J'en arrive à trois questions, monsieur le ministre.
Tout d'abord, pouvez-vous nous dire quelles mesures relatives à la politique industrielle sont prévues dans la future loi « Macron 2 » ? Qu'en est-il de l'élaboration d'un troisième programme d'investissements d'avenir (PIA 3) ? Sera-t-il bien orienté vers les dépenses d'industrialisation ?
Ensuite, les centres techniques industriels (CTI) et les comités professionnels de développement économique ont fait la preuve de leur utilité et de leur efficacité. L'article 53 du présent PLF mérite d'être modifié pour maintenir le lien entre comité et assujettis, et préserver leur mission au service des 45 000 entreprises concernées.

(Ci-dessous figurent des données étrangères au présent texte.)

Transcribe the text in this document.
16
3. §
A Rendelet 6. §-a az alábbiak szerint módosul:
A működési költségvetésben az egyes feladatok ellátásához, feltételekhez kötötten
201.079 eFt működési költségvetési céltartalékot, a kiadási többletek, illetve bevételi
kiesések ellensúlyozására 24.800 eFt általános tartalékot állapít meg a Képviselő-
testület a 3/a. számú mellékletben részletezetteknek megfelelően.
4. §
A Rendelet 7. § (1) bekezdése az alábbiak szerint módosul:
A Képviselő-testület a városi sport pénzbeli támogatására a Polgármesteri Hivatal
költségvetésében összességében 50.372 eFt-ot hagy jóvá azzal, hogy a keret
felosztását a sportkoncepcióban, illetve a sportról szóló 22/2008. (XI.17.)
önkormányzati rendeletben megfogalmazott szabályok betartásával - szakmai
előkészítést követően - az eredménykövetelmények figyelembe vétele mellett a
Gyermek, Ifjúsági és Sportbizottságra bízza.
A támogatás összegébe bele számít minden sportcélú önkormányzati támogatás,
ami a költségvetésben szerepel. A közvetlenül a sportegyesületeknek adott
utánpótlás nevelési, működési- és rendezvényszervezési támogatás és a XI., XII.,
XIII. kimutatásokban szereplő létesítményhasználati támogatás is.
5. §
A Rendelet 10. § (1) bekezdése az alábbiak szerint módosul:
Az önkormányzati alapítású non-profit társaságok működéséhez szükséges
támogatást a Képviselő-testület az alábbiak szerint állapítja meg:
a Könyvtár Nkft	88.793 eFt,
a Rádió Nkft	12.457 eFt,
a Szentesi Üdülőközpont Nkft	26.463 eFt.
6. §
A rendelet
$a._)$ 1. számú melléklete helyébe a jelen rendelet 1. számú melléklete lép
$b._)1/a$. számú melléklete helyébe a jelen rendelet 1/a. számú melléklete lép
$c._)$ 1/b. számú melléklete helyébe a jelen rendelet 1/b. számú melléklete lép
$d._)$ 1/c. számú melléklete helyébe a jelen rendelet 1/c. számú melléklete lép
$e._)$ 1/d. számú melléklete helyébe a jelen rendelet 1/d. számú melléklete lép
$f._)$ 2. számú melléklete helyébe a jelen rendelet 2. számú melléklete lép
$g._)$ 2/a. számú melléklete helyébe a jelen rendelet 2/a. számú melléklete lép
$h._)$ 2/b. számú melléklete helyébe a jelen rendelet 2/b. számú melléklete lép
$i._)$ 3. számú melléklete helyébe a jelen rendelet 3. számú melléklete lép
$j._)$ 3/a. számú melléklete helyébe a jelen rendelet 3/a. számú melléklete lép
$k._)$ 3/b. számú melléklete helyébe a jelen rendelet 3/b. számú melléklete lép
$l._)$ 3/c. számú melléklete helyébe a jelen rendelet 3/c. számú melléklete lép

J'ai enfin une question sur les conséquences de la création des nouvelles régions, puisqu'il me semble que le moment est idéal pour clarifier l'articulation entre l'État et ces dernières. Comment faire en sorte que cette réorganisation territoriale permette un meilleur pilotage de la politique industrielle, et avec quels nouveaux outils contractuels ?
J'ai l'honneur et le plaisir de présenter devant vous, comme chaque année depuis 2012, une appréciation des crédits alloués à La Poste.
Comme j'ai déjà eu l'occasion de le souligner, l'effort financier de l'État en faveur des postes ne reflète pas l'importance économique du secteur, qui représente 1 % du PIB et de la population active française.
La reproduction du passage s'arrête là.